286話
11月27日(日曜日)
雄太はマイルチャンピオンシップに出走をした。
明日、入籍をする雄太にとって独身最後のG1参戦。調整ルームを出るまで、春香へ勝利をプレゼントしたいと思っていたが、接戦の末二着であった。
(次は……絶対勝つ)
熱い闘志を胸に秘め、全てのレースを終えた雄太は調整ルームに戻り荷物をまとめた。
(えっと……忘れ物はないな)
もう一度グルリと部屋を見回してドアを開けると純也を始め、複数の先輩騎手が顔を揃えていた。
「い゙っ⁉」
(な……な……何だっ⁉)
ドアを閉め深呼吸をしてから、ソォ〜っとドアを細く開けると梅野の手がドアをガシッと掴んで無理矢理大きく開け放たれた。
「何で閉めんだよぉ〜」
「そりゃビックリしますよっ‼ 何なんですかっ⁉」
「雄太、何をそんなに急いでるんだよ? てか、飯行こうぜ」
「ソルっ‼ 行かないの分かってて言ってるだろっ⁉」
全員がニマニマと笑っている。春香の前ではしっかりしていると思われがちではあるが、弟キャラとして定着してしまっている雄太は先輩騎手達のオモチャだ。
(こ……この人達はっ‼)
「俺はっ‼ 帰るんですっ‼」
「えぇ〜? ど・こ・にぃ〜?」
「知ってるのに訊かないでくださいっ‼」
純也が雄太の体をガシッと抱いて拘束する。
「なぁなぁ、今夜は新婚初夜?」
「入籍は明日っ‼」
「入籍前夜に何するんだよぉ〜」
「訊かないでくださいっ‼」
「今夜は何回するんだよ?」
「ソルっ‼ とにかく離せぇ〜っ‼ 俺は家に帰るんだぁ〜っ‼ 春香が待ってくれてるんだからっ‼」
ジタバタとする雄太に先輩騎手達はゲラゲラと笑っている。頼みの綱の鈴掛は東京に行っていて京都に居なかった。
たくさんの先輩達から
「干からびるまで頑張れ〜」
と、ピンク色のエールを送られ雄太はフラフラと調整ルームを後にした。
トレセン近くの比較的新しい住宅と少し古い家が立ち並ぶ広めの道路沿いのエンジ色の屋根の二階建ての一軒家が見える。
家が近付いて来ると胸がドキドキする。
(春香が待っていてくれるんだ。春香の家じゃなくて、俺と春香の二人の新居で)
雄太の荷物は金曜日までに運び入れて、春香の荷物は土曜日に引っ越し業者が全て運び入れていた。ガスや電気や水道も使えるようになっているし、電話も開通している。
(いよいよ、春香と暮らせるんだ……)
曲がり角を曲がると玄関の灯が見えた。駐車場の前に車を停めてゲートを開けようとすると奥から春香が走って来た。
「雄太くん、おかえりなさい」
「ただいま」
雄太はゲートを開け春香を抱き締めた。
「寒いのに外で何してたんだ?」
「雄太くんの荷物が入ってた段ボールをまとめたから外に置いておこうって思って」
「あ……。俺、荷物片付け終わらない内に調整ルームに入ったから。ありがとう、春香」
「うん」
雄太はとりあえず車を駐車場に入れた。そして、荷物を持つと待っていてくれた春香の肩を抱く。

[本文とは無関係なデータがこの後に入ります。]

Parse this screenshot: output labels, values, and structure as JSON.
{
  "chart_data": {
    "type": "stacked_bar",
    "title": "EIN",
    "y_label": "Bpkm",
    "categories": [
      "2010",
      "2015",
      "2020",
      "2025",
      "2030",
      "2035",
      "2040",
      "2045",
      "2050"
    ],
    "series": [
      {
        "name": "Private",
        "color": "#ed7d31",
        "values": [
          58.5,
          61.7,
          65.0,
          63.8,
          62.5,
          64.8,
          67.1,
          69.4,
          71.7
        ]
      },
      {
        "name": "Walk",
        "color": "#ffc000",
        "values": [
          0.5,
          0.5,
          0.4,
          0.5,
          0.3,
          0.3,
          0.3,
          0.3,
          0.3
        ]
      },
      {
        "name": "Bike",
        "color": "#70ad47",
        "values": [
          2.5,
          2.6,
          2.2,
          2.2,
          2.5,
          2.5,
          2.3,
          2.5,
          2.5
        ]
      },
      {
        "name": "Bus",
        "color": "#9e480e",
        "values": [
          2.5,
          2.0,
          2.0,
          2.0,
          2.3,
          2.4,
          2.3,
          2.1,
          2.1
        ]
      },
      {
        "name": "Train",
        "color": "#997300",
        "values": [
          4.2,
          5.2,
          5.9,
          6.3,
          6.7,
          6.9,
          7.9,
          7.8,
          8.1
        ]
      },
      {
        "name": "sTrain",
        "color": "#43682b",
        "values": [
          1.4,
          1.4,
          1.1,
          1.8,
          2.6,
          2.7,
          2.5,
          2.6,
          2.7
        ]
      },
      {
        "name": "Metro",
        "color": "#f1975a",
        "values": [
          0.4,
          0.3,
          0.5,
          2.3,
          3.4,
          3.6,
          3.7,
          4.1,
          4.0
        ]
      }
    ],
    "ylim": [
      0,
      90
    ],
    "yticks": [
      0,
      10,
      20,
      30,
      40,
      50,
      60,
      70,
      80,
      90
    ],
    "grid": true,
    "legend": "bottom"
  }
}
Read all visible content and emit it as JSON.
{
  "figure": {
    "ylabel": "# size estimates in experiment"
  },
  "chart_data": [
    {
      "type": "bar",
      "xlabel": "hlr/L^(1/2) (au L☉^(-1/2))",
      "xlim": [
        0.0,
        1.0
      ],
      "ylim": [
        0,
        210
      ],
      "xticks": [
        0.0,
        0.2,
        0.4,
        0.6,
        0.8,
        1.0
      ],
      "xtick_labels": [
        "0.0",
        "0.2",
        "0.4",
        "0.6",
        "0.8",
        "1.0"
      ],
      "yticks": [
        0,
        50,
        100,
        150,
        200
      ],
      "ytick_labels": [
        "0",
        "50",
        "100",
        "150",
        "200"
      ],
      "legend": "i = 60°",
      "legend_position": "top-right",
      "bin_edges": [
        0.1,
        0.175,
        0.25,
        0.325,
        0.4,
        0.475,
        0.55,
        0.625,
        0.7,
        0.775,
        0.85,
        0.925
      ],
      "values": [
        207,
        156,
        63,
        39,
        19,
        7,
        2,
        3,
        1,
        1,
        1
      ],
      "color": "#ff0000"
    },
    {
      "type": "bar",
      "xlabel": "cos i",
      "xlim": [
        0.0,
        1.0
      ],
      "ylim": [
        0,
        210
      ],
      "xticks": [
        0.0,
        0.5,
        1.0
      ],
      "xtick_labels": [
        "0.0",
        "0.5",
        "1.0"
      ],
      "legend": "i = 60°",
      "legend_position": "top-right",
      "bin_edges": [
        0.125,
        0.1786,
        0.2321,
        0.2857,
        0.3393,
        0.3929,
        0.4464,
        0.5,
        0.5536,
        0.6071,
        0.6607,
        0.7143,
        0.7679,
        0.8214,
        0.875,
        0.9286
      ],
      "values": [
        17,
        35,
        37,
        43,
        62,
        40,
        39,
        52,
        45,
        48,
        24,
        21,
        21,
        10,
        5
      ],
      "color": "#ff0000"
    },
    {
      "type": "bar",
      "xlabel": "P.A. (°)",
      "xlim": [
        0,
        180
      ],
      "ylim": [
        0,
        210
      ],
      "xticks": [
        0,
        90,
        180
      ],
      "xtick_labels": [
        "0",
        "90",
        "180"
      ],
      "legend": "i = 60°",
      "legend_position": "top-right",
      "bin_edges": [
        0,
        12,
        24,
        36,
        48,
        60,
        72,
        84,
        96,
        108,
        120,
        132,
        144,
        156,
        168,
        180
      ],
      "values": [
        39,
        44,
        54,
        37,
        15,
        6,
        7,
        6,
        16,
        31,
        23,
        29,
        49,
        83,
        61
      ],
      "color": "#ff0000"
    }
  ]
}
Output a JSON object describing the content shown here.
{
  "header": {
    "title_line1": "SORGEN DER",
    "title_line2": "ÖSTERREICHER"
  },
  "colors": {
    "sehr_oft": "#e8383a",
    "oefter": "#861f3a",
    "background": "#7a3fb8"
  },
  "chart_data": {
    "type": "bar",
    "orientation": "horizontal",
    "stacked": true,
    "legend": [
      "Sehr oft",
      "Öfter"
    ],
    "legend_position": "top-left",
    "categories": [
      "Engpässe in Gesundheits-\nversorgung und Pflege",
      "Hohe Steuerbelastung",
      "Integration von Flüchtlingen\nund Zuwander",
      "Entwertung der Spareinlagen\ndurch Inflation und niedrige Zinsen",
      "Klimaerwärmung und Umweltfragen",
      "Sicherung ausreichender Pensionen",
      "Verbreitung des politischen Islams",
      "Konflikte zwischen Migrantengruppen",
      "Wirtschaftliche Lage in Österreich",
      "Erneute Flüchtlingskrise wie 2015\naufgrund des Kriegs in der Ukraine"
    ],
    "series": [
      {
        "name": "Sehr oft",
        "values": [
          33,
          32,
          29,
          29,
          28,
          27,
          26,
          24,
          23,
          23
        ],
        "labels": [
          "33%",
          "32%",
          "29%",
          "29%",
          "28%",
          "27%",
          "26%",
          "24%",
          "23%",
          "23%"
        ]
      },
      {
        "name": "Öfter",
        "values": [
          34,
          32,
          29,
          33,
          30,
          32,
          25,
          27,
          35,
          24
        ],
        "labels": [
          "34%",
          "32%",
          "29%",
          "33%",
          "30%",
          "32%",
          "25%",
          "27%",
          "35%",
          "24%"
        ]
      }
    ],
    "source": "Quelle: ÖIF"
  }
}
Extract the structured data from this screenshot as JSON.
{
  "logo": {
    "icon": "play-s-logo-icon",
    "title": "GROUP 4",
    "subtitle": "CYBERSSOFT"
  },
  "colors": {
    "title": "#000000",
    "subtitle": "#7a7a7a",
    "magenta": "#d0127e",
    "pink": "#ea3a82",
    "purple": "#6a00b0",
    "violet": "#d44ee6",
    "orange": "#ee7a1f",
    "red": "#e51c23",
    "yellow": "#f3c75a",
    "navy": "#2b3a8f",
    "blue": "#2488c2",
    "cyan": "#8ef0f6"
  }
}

「この辺は山手なんだし、冷えるから外に出る時は何か羽織れよ?」
「うん。てか、日が暮れたら本当に暗いね〜」
「草津の駅前と比べたら駄目だって」
ほんの数メートル並んで歩くだけでも今までとは違う気がした。
雄太が玄関ドアを開けようとすると
「あ、ちょっと待ってて」
と、春香が雄太を置いて玄関の中に入りドアを閉めた。
(へ? 何で?)
雄太がそう思って立っているとドアが開いた。
「雄太くん。おかえりなさい」
(あ……)
満面の笑みで春香が言う。
「ただいま、春香」
荷物を足元に置いて、思いっきり抱き締めた。春香の腕が雄太の体を抱き締める。
(春香……、春香……。俺の春香……)
誰にも渡したくないと思い、幸せにするんだと誓った春香が腕の中で笑っている。
いつかG1を獲ったら鷹羽春香になってもらうんだと願った春香が腕の中にいる。
(俺は幸せだ……)
腕を緩めて、ただいまのキスをする。その幸せを噛み締めた雄太だった。